Tolaasin disrupts the plasma membranes of mushroom cells, causing their subsequent collapse. Tolaasin does not only affect the surface of the mushroom. When secreted, it can also infiltrate deeper hypha tissues within the mushroom. Tolaasin is also an effective biosurfactant, which means that its presence decreases the surface tension of water. Lower surface tension causes water to spread over a larger area, enabling P. tolaasii to colonize fresh areas of the mushroom cap.

The process of infection is as follows: P. tolaasii is splashed onto the surface of a mushroom, senses the mushroom's surface, migrates towards it, and releases tolaasin in order to compromise the plasma membrane of the mushroom cells and access the nutrients within.

=== Spread ===
Brown blotch disease spreads quickly on mushroom farms due to the close proximity of mushrooms and favorable conditions caused by regular irrigation. One way for P. tolaasii to spread is simply from one mushroom to another at the contact points between caps of adjacent mushrooms. This is why beginning symptoms are commonly seen on the edges of caps. The infection can also spread by airborne dust, splashing during watering, the tools of farmworkers, nematodes and mushroom flies.

P. tolaasii is initially introduced to mushroom farms due to its presence in the soil. The bacterium's versatility allows it to survive the various purification and cleaning processes the soil goes through before use.

=== Identification ===
P. tolaasii presence in soil is unfavorable to mushroom farmers, so a test was created to detect its presence. This is called the “white line test." The unknown bacteria is placed in a line on one side of a dish and P. reactans is placed a few millimeters parallel to it. The dish is incubated at 25 °C for 48 hours. If at the end of the 48 hours there is a line of white precipitate between the two bacterium populations, then the unknown bacterium is P. tolaasii. The line of white precipitate forms due to a reaction between tolaasin and a compound produced by P. reactans known as the white line-inducing principle (WLIP). The white line test can help detect P. tolaasii in soil and prevent its spread on mushroom farms.

== Prevention ==
To prevent the spread of brown blotch disease on mushroom farms, various disinfectants and antibiotics have been used, but none are fully effective and nontoxic to humans. Chlorinated compounds such as sodium hypochlorite are also used, but in moist conditions the growth rate of P. tolaasii populations neutralize the effects of the compounds. Therefore, the solution to brown blotch disease is thought to be biological.

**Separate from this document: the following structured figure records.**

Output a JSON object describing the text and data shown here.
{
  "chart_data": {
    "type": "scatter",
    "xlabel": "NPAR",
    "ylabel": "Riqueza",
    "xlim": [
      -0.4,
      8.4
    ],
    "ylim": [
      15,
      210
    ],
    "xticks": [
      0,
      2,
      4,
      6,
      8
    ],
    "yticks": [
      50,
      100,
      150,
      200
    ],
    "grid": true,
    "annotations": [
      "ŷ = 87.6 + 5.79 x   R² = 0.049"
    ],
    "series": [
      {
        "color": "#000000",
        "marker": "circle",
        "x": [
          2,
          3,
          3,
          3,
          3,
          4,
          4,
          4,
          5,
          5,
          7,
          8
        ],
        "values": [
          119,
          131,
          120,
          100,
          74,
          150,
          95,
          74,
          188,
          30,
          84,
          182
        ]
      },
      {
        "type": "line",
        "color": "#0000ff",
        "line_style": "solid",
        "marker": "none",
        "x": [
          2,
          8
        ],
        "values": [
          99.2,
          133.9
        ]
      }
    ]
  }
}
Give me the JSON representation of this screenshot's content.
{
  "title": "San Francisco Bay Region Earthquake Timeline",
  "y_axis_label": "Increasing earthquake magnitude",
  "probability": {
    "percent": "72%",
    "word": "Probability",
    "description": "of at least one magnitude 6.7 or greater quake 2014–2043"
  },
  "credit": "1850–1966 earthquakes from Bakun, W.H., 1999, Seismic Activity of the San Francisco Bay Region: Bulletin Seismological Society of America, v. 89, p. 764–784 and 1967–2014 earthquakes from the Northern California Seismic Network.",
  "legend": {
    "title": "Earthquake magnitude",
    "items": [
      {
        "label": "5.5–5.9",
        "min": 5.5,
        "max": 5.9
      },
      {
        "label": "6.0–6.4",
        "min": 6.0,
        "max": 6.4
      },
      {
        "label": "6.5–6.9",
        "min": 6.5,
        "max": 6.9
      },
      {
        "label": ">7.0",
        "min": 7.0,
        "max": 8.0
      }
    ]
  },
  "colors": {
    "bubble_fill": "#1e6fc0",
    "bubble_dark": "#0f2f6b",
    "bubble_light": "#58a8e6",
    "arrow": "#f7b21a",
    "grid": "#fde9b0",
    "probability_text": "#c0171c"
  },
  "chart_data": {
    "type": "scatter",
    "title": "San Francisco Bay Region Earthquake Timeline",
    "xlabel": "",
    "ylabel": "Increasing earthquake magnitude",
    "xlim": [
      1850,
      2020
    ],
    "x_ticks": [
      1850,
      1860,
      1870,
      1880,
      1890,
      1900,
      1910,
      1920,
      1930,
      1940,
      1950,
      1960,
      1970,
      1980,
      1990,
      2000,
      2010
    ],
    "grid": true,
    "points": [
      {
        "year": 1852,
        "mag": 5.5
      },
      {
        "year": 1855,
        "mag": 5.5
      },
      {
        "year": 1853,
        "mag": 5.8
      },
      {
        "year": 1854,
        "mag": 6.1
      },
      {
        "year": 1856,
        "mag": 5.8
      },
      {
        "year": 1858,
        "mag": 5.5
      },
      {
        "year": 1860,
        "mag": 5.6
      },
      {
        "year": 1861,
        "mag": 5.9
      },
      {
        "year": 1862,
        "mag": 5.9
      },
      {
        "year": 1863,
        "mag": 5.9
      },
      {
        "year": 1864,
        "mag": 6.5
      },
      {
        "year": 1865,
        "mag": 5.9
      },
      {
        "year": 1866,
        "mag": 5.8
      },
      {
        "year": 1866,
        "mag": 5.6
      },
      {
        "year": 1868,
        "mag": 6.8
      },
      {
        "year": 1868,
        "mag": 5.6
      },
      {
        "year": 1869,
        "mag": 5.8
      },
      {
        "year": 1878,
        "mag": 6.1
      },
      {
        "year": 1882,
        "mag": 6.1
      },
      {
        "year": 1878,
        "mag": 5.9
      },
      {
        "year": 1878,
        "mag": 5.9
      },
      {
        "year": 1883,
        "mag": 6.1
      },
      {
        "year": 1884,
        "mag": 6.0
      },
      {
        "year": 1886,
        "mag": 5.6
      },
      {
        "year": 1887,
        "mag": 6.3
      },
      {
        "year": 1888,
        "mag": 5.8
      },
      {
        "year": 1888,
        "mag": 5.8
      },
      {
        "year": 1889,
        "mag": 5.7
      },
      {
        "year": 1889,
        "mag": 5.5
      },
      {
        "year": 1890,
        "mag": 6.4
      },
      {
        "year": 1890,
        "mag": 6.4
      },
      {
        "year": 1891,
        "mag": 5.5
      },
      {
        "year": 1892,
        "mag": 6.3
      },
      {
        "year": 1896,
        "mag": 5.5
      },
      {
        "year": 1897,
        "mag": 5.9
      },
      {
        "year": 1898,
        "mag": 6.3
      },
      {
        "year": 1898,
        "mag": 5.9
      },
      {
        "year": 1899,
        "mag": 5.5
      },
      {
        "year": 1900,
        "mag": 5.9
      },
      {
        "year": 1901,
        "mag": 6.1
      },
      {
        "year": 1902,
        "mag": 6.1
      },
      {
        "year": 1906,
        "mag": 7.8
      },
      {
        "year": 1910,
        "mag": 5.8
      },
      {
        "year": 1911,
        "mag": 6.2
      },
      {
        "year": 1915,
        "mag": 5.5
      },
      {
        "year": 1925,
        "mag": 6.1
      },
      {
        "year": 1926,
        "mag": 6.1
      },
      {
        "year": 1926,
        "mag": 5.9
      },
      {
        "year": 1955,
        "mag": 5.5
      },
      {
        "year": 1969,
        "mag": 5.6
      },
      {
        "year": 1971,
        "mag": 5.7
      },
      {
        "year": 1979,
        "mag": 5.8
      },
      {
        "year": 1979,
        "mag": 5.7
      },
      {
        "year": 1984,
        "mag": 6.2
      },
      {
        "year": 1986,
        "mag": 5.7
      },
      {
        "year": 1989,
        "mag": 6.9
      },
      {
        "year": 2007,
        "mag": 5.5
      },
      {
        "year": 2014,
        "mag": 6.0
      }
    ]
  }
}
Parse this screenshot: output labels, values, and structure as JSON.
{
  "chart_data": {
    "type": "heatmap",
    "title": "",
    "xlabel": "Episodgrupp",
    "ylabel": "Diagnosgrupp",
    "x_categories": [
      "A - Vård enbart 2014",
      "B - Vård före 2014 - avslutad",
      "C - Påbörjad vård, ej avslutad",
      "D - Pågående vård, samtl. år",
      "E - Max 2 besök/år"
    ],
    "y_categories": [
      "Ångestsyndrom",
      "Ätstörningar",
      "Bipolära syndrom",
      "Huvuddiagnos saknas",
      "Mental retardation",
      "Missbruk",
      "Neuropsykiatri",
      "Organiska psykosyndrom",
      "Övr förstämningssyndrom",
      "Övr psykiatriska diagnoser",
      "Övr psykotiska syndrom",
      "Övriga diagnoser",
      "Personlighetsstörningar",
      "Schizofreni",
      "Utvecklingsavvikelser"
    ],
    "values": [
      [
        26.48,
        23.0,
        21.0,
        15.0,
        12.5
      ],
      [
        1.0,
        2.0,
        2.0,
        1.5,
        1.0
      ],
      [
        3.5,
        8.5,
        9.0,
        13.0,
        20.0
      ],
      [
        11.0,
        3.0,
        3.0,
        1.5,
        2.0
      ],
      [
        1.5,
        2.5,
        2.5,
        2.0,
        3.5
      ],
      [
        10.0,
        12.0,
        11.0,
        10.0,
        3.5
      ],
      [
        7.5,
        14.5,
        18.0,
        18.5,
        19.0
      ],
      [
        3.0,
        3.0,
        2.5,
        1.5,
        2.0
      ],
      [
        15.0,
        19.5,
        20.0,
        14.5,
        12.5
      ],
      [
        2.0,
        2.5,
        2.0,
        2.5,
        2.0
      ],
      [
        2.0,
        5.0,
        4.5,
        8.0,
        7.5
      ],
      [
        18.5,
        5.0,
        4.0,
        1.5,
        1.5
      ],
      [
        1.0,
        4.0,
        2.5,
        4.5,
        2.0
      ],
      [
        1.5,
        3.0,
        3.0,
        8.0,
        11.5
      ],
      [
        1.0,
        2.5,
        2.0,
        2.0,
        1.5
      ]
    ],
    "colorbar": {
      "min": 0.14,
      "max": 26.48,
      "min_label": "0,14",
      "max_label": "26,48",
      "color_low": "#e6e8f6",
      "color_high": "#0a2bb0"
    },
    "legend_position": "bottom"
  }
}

Bacteriophages have been used, but strains of P. tolaasii that are immune to such viruses have already been identified.

Introducing an antagonistic bacterium such as P. reactans, which forms the white line-inducing principle that neutralizes tolaasin, was also seen as a possible solution. However, WLIP only proved effective at high concentrations.

Brown mushrooms are naturally more resistant to the brown blotch disease than their white counterparts, so genetically engineering a more resistant A.bisporus is being researched. The exact gene that enables this resistance has not yet been identified.

One final possible biological solution is to introduce a strain of P. tolaasii without the tolaasin-producing gene to act as a competitor. This method has not been tested.

Research indicates that the incubation of harvested mushrooms at low temperatures for four days inhibited the browning symptom, but this method has not yet been tested at a large scale.

== Importance ==
Brown blotch disease is the most common disease of cultivated mushrooms. Consumers prefer mushrooms to be completely white, so brown blotch disease causes large economic losses due to a perceived decrease in quality, even though it does not cause any health problems in humans.

Brown blotch disease is observed in mushroom farms all over the world. In the UK, the Netherlands and France, 15% of the crop weight is affected by brown blotch disease, while in Italy it is even worse; in the worst years, 40% of the total weight of mushroom crops is affected by brown blotch disease in Italy. Because brown blotch disease affects all mushroom species, exotic mushrooms grown in eastern countries such as Japan, China, and India are also affected.